The App Layer Is Where Capital Goes to Die
Source: Anisha Moonka

This piece is long, investor-brained, and worth skimming for one specific reason: it names something most AI commentary quietly avoids.
The application layer — ChatGPT, Copilot, the stuff you actually touch — is where most of the capital currently being deployed into AI will be destroyed. The author makes this directly: the companies everyone talks about are burning faster than they earn, structurally, because inference costs scale with quality. The real margin is sitting three layers down, in chips, cloud infrastructure, and power. That inversion — the thing you can see is the worst investment; the thing you've never heard of is printing money — is stated plainly and with enough specificity (Nvidia at 75% gross margins, TSMC at 70% foundry market share) that it actually lands.
Most AI content either ignores the stack entirely or mentions it in passing. This piece builds the whole argument around it.
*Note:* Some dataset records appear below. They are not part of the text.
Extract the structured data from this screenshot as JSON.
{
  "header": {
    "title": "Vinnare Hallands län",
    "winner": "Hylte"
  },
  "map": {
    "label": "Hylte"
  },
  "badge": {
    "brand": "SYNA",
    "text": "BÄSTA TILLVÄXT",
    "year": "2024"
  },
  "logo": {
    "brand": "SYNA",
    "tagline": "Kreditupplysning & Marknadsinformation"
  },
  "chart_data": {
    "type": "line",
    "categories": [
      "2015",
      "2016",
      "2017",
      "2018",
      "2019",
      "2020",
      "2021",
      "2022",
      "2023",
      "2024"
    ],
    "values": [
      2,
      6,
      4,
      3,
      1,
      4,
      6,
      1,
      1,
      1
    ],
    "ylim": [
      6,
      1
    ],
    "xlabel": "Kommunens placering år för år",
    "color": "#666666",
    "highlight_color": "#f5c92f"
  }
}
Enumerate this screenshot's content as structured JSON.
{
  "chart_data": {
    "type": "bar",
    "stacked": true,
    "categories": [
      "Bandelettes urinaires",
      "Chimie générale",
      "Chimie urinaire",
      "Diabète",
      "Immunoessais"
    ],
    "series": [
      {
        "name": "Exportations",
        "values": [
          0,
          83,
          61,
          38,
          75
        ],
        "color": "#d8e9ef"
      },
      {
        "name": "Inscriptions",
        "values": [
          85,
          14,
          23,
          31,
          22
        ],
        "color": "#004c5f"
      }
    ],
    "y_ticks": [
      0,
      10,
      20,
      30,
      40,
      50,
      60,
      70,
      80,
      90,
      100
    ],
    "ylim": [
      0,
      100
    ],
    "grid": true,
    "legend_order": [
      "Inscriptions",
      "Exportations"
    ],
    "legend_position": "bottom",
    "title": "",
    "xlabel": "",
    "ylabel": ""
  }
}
The thing that doesn't earn its keep is the electricity analogy. The author calls it "Infrastructure Gravity" and presents it as a historical law: infrastructure always wins first, applications capture value later, pattern repeats. But the 1880–1920 electrification era had no open-source competitors, no efficiency breakthroughs that halved compute costs mid-cycle, and no geopolitical fragility baked into a single fabrication plant in Taiwan. The analogy is deployed as inevitability when it's actually a hypothesis. Section III is where the piece stops being analysis and starts being persuasion.
The five-layer framework is worth keeping. The confidence about what it predicts is not.